Monday, June 22, 2009

what kind of poo are you gonna do

Remember this post from a while ago??? Well after today's walk we can add yet another poo style to the mix. I call it "the double sided dildo".

I sh*t you not, this is what Wrigs poo looked like on our walk today (except for the bright blue color)

Anyway, not sure why I felt compelled to share this information on here. It was just shocking and I needed to write about it. Here's the old post for reference in case no one knows what I'm talking about....

(old post from April)

Wrigs ate 3 of my Landjagers that I bought this week at Pike's. Chumley must have knocked them off the counter because there was no other way Wrigs could have reached them. I came downstairs to an empty bag on the floor and Wrigs had a guilty face and a rumbling tummy. There were also tiny bites in the bottom of the bag which makes me think Chum started the whole thing.

Anyway, I've been walking Wrigs A LOT trying to make sure everything is expunged from his system.

When Tom and I walk him together we place bets on what kind of poo he's going to do. As he does his poo walk (he gets his body low to the ground, tail too, and sniffs and sniffs and sniffs for just the right spot) I'll say "Wrigs, what kind of poo are you gonna do?"

I even have some what of a song to go along with it...

One, Two, Do a BIG poo.

Three, Four, Here comes more.

Five, Six, Did you eat sticks??

Seven, Eight, FUMIGATE!!!

So anyway after Wrigs gets into prime pooing position Tom and I will shout out what kind of poo we think he's going to do.

Here are the options:

- the big log (self explanatory)

- hard nuggets (Tom always says, "Hard Nugget Brigade!" when this happens, he made this up himself)

- soft serve swirly cone (think McDonalds)

and finally

- carne Asada or chili Mac (these 2 are often one in the same and can be used interchangeably)

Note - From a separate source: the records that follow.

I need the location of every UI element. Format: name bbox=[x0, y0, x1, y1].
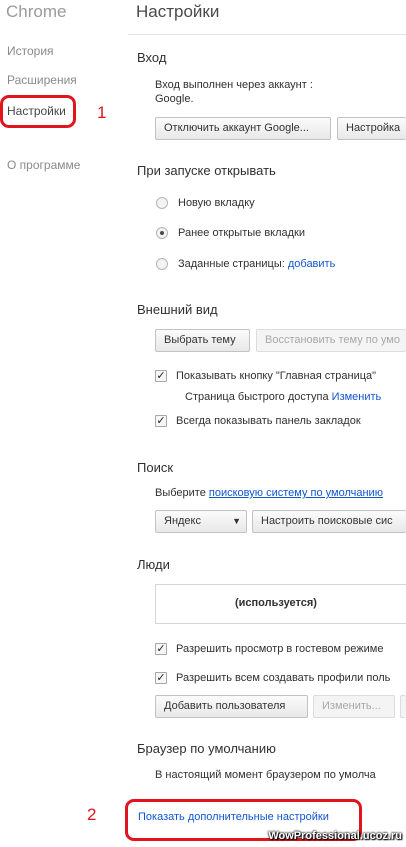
radio-selected-dot bbox=[160, 231, 164, 235]
allow-profiles-label: Разрешить всем создавать профили поль bbox=[176, 672, 391, 684]
step-1-number: 1 bbox=[97, 103, 107, 122]
signin-status-line1: Вход выполнен через аккаунт : bbox=[155, 79, 313, 91]
allow-profiles-checkbox[interactable]: ✓ bbox=[155, 672, 167, 684]
watermark: WowProfessional.ucoz.ru bbox=[268, 830, 402, 842]
appearance-section-title: Внешний вид bbox=[137, 302, 218, 317]
chevron-down-icon: ▼ bbox=[232, 516, 241, 526]
signin-settings-button[interactable]: Настройка bbox=[337, 117, 406, 140]
people-section-title: Люди bbox=[137, 557, 170, 572]
header-divider bbox=[128, 34, 406, 35]
startup-pages-add-link[interactable]: добавить bbox=[288, 258, 335, 270]
sidebar-item-about[interactable]: О программе bbox=[7, 158, 80, 172]
add-user-button[interactable]: Добавить пользователя bbox=[155, 695, 308, 718]
edit-user-button[interactable]: Изменить... bbox=[313, 695, 395, 718]
search-description: Выберите поисковую систему по умолчанию bbox=[155, 487, 383, 499]
bookmarks-bar-checkbox[interactable]: ✓ bbox=[155, 415, 167, 427]
settings-highlight-outline bbox=[0, 95, 76, 128]
guest-browsing-label: Разрешить просмотр в гостевом режиме bbox=[176, 643, 384, 655]
startup-pages-text: Заданные страницы: bbox=[178, 258, 285, 270]
search-engine-value: Яндекс bbox=[164, 515, 201, 527]
home-page-change-link[interactable]: Изменить bbox=[332, 391, 382, 403]
disconnect-account-button[interactable]: Отключить аккаунт Google... bbox=[155, 117, 331, 140]
signin-section-title: Вход bbox=[137, 50, 167, 65]
signin-status-line2: Google. bbox=[155, 93, 194, 105]
search-engine-select[interactable]: Яндекс ▼ bbox=[155, 510, 247, 533]
bookmarks-bar-label: Всегда показывать панель закладок bbox=[176, 415, 361, 427]
default-browser-section-title: Браузер по умолчанию bbox=[137, 741, 276, 756]
sidebar-item-extensions[interactable]: Расширения bbox=[7, 73, 77, 87]
step-2-number: 2 bbox=[87, 805, 97, 824]
reset-theme-button[interactable]: Восстановить тему по умо bbox=[256, 329, 406, 352]
page-title: Настройки bbox=[136, 2, 220, 21]
show-home-label: Показывать кнопку "Главная страница" bbox=[176, 370, 377, 382]
startup-pages-label: Заданные страницы: добавить bbox=[178, 258, 335, 270]
default-search-engine-link[interactable]: поисковую систему по умолчанию bbox=[209, 487, 383, 499]
startup-new-tab-label: Новую вкладку bbox=[178, 197, 255, 209]
remove-user-button[interactable] bbox=[400, 695, 406, 718]
startup-new-tab-radio[interactable] bbox=[156, 197, 168, 209]
manage-search-engines-button[interactable]: Настроить поисковые сис bbox=[252, 510, 406, 533]
startup-continue-radio[interactable] bbox=[156, 227, 168, 239]
default-browser-status: В настоящий момент браузером по умолча bbox=[155, 769, 376, 781]
home-page-line: Страница быстрого доступа Изменить bbox=[185, 391, 381, 403]
current-profile-label: (используется) bbox=[235, 597, 317, 609]
search-section-title: Поиск bbox=[137, 460, 174, 475]
choose-theme-button[interactable]: Выбрать тему bbox=[155, 329, 250, 352]
show-home-checkbox[interactable]: ✓ bbox=[155, 370, 167, 382]
sidebar-item-history[interactable]: История bbox=[7, 44, 54, 58]
home-page-text: Страница быстрого доступа bbox=[185, 391, 329, 403]
startup-section-title: При запуске открывать bbox=[137, 163, 276, 178]
search-description-text: Выберите bbox=[155, 487, 206, 499]
app-title: Chrome bbox=[6, 2, 67, 21]
guest-browsing-checkbox[interactable]: ✓ bbox=[155, 643, 167, 655]
startup-pages-radio[interactable] bbox=[156, 258, 168, 270]
profile-list[interactable]: (используется) bbox=[155, 584, 406, 624]
startup-continue-label: Ранее открытые вкладки bbox=[178, 227, 306, 239]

So today, based on Wrigs devouring the 3 giant meat sticks, I assumed (in my head since Tom was not with me) that it would be a Carne Asada or Chili Mac combo. But it wasn't. When I saw the nuggets pop out I was surprised and said aloud to Wrigs,

"WOW! A hard nugget brigade?"

There was a woman walking her son in a stroller just a couple feet ahead of me and I'm not sure if she heard, but I pretended to talk on my blue tooth until we passed her.

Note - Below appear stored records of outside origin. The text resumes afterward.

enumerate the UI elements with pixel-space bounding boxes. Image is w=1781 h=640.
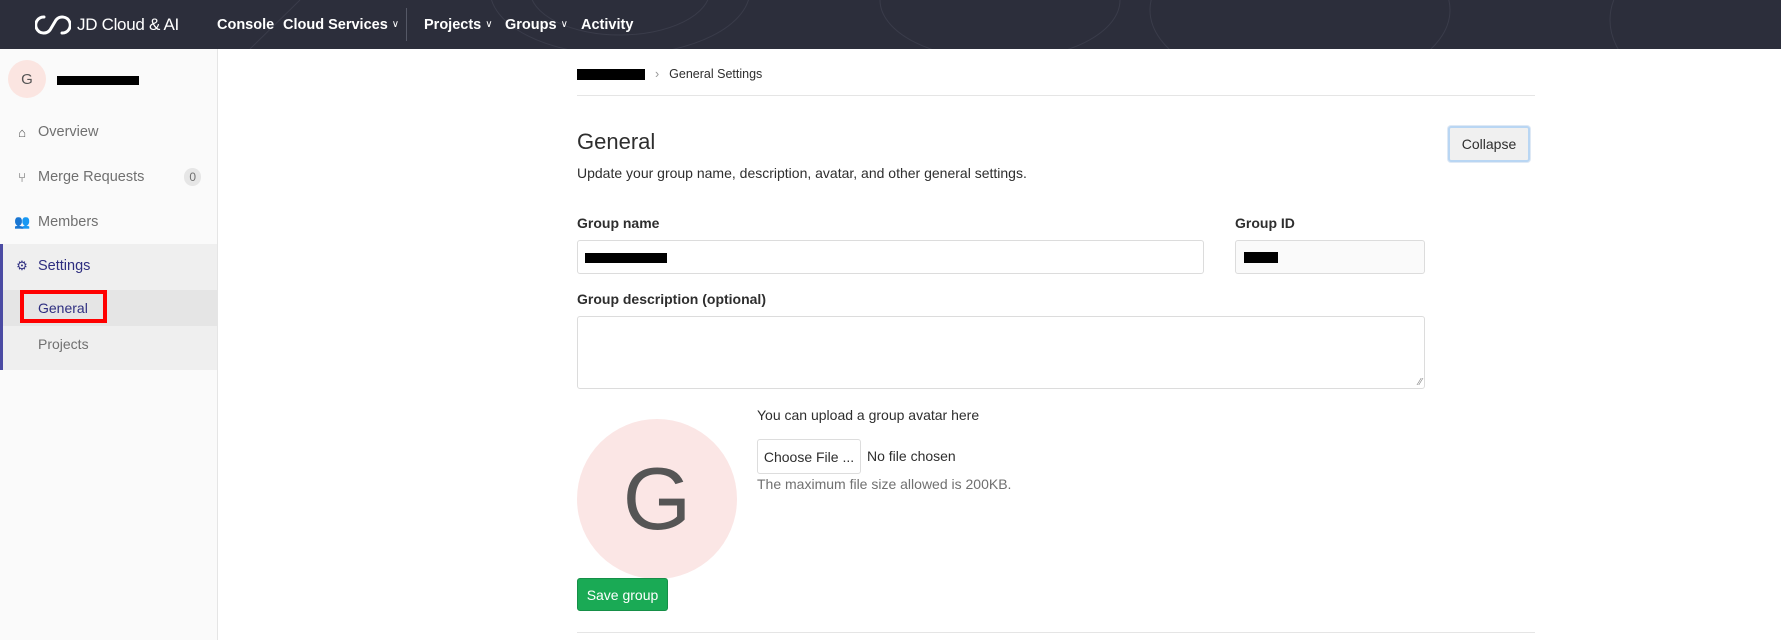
sidebar-item-label: Merge Requests [38,169,145,185]
chevron-down-icon: ∨ [560,19,568,30]
chevron-down-icon: ∨ [485,19,493,30]
nav-activity[interactable]: Activity [581,0,633,49]
no-file-chosen-text: No file chosen [867,448,956,464]
group-avatar[interactable]: G [8,60,46,98]
sidebar-subitem-label: Projects [38,336,89,352]
sidebar-item-label: Settings [38,258,91,274]
group-description-label: Group description (optional) [577,291,766,307]
home-icon: ⌂ [18,124,26,140]
sidebar-item-overview[interactable]: ⌂ Overview [0,112,217,152]
sidebar-item-members[interactable]: 👥 Members [0,202,217,242]
nav-cloud-services[interactable]: Cloud Services ∨ [283,0,399,49]
nav-label: Projects [424,16,482,33]
nav-projects[interactable]: Projects ∨ [424,0,493,49]
highlight-annotation-box [20,290,107,323]
avatar-upload-hint: You can upload a group avatar here [757,407,980,423]
group-name-input[interactable] [577,240,1204,274]
group-avatar-preview: G [577,419,737,579]
top-navbar: JD Cloud & AI Console Cloud Services ∨ Pr… [0,0,1781,49]
jd-logo-icon [35,15,71,35]
sidebar: G ⌂ Overview ⑂ Merge Requests 0 👥 Members ⚙ S… [0,49,218,640]
resize-handle-icon[interactable]: ⁄⁄ [1419,377,1422,388]
collapse-button[interactable]: Collapse [1448,126,1530,162]
nav-divider [406,8,407,41]
group-id-label: Group ID [1235,215,1295,231]
breadcrumb-current: General Settings [669,67,763,81]
brand-logo[interactable]: JD Cloud & AI [35,14,179,36]
divider [577,95,1535,96]
sidebar-item-label: Members [38,214,99,230]
gear-icon: ⚙ [16,258,28,273]
group-description-textarea[interactable]: ⁄⁄ [577,316,1425,389]
sidebar-item-merge-requests[interactable]: ⑂ Merge Requests 0 [0,157,217,197]
divider [577,632,1535,633]
redacted-group-id [1244,252,1278,263]
redacted-group-name-value [585,253,667,263]
group-id-input [1235,240,1425,274]
sidebar-item-settings[interactable]: ⚙ Settings [0,246,214,286]
nav-label: Activity [581,16,634,33]
brand-name: JD Cloud & AI [77,15,179,34]
max-file-size-text: The maximum file size allowed is 200KB. [757,476,1012,492]
chevron-down-icon: ∨ [391,19,400,30]
breadcrumb-separator-icon: › [655,67,660,81]
count-badge: 0 [184,168,201,186]
choose-file-button[interactable]: Choose File ... [757,439,861,474]
sidebar-subitem-projects[interactable]: Projects [3,326,217,362]
redacted-breadcrumb-group[interactable] [577,68,645,80]
nav-label: Cloud Services [283,16,388,33]
redacted-group-name [57,76,139,85]
group-name-label: Group name [577,215,660,231]
merge-request-icon: ⑂ [18,169,26,185]
save-group-button[interactable]: Save group [577,578,668,611]
nav-label: Console [217,16,275,33]
users-icon: 👥 [14,214,31,229]
sidebar-item-label: Overview [38,124,99,140]
section-title: General [577,129,656,154]
section-description: Update your group name, description, ava… [577,165,1027,181]
breadcrumb: › General Settings [577,67,762,81]
nav-console[interactable]: Console [217,0,274,49]
nav-label: Groups [505,16,557,33]
nav-groups[interactable]: Groups ∨ [505,0,568,49]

I am surprised though that he had hard nuggets. I thought the meat sticks would have resulted in a hot lava flow but I guess not. Maybe there's still more to come.


Bon Don said...

I think I will use "Hard Nugget Brigade!" when referring to my poos! hahaha

Busy Bee Suz said...

You guys are so silly...I love the poo is stuck in my head now!!!!
I would watch him in another few could get messy. :)

Gina said...

when i was a little kid my dad and i would count how many "plops" my dog made on her walks! hehe

Smileygirl said...

Hard Nugget Brigade has a nice sound to it. It should be a band.

So far no mess with Wrigs but his poor tummy keeps making these AWFUL noises! Will he learn his lesson??? NO.

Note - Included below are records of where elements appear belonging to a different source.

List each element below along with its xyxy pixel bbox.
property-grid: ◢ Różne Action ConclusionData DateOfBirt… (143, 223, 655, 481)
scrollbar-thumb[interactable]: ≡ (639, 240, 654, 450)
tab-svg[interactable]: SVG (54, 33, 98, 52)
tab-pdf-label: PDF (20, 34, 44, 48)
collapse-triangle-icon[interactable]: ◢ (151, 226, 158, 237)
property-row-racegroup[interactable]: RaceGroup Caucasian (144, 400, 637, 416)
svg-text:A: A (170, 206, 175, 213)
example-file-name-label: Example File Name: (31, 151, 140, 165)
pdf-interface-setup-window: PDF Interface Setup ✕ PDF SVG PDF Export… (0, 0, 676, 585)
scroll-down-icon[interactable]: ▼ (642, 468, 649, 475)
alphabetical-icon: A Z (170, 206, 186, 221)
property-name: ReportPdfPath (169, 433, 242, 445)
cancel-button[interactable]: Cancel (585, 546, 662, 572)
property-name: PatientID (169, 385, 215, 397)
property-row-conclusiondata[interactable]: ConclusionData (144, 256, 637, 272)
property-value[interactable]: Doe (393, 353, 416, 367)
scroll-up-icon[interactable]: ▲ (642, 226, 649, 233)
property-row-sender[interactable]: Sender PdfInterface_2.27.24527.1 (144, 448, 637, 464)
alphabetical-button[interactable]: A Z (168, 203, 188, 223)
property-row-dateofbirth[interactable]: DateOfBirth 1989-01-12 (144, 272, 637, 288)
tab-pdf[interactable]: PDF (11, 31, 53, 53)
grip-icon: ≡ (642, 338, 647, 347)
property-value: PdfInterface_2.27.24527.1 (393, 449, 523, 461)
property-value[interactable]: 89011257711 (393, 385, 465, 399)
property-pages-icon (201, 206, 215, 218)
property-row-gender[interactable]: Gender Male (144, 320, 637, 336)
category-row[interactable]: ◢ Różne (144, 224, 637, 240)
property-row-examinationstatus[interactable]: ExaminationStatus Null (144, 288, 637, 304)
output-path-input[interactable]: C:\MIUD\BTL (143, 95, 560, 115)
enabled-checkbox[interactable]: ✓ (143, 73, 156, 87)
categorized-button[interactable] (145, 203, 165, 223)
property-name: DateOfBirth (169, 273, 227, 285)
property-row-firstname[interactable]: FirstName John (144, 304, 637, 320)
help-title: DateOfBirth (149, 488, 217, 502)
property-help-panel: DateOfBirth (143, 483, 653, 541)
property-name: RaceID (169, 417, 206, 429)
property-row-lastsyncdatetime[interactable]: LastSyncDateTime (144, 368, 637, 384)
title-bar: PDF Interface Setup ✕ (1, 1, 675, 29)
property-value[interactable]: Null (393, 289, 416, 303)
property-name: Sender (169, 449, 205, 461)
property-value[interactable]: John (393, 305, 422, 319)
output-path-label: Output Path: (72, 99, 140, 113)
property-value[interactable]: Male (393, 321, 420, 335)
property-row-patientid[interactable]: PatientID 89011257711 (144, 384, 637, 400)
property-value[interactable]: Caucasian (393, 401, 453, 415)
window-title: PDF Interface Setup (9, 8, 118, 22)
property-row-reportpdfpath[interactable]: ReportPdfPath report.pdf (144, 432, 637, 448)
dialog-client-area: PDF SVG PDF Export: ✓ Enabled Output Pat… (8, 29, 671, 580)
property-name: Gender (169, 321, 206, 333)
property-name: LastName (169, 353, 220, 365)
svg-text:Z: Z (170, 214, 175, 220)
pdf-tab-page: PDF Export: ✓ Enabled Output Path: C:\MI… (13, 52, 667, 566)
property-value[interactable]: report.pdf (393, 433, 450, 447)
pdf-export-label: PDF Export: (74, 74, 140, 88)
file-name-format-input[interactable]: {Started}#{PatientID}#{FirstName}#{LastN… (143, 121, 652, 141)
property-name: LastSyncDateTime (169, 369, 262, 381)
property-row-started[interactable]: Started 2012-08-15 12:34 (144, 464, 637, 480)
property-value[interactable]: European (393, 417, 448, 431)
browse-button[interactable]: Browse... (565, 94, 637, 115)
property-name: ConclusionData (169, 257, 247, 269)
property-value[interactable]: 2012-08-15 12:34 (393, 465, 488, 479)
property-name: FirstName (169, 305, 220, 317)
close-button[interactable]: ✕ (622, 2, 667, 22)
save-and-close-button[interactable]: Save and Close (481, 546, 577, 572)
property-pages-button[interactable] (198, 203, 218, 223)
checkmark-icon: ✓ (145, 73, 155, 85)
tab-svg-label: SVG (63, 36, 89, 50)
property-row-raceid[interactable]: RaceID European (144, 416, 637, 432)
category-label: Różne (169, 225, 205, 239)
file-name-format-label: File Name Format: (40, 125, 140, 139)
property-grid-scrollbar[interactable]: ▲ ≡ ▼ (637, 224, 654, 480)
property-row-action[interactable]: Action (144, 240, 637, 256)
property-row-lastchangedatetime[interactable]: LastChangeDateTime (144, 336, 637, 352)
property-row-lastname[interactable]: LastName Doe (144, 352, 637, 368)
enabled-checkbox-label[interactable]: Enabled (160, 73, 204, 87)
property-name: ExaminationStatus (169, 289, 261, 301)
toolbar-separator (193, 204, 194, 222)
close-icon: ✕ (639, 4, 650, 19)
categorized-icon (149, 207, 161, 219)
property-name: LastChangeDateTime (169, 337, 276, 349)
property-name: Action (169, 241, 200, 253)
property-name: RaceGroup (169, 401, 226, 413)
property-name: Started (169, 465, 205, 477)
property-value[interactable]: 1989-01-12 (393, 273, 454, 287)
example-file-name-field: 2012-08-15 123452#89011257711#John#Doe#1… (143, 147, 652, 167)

Gina that story about your dad is so cute. I can just picture a dad and his little girl counting the plops. I think we may have to add to our game and see if we can guess poo type and plops!

Karyn said...

omg, im dying laughing.

moooooog35 said...

You guys are gonna be super annoying when you have kids.

K@tie said...

You're lucky he stops to go. My dogs like to do the "walk-n-dump" and leave turds all down the street.

Anonymous said...

Hard nuggets are way easier to clean and pick up after, on a cement sidewalk, versus the soft serve ice cream variety. Then if you dont get it all, people give you looks.

Anonymous said...

Oh... my... God.

You guys are hilarious.


Anonymous said...

Dr. Oz recently posted a pic via twitter that was a poop chart :

He says type 4 is the ideal poop to have.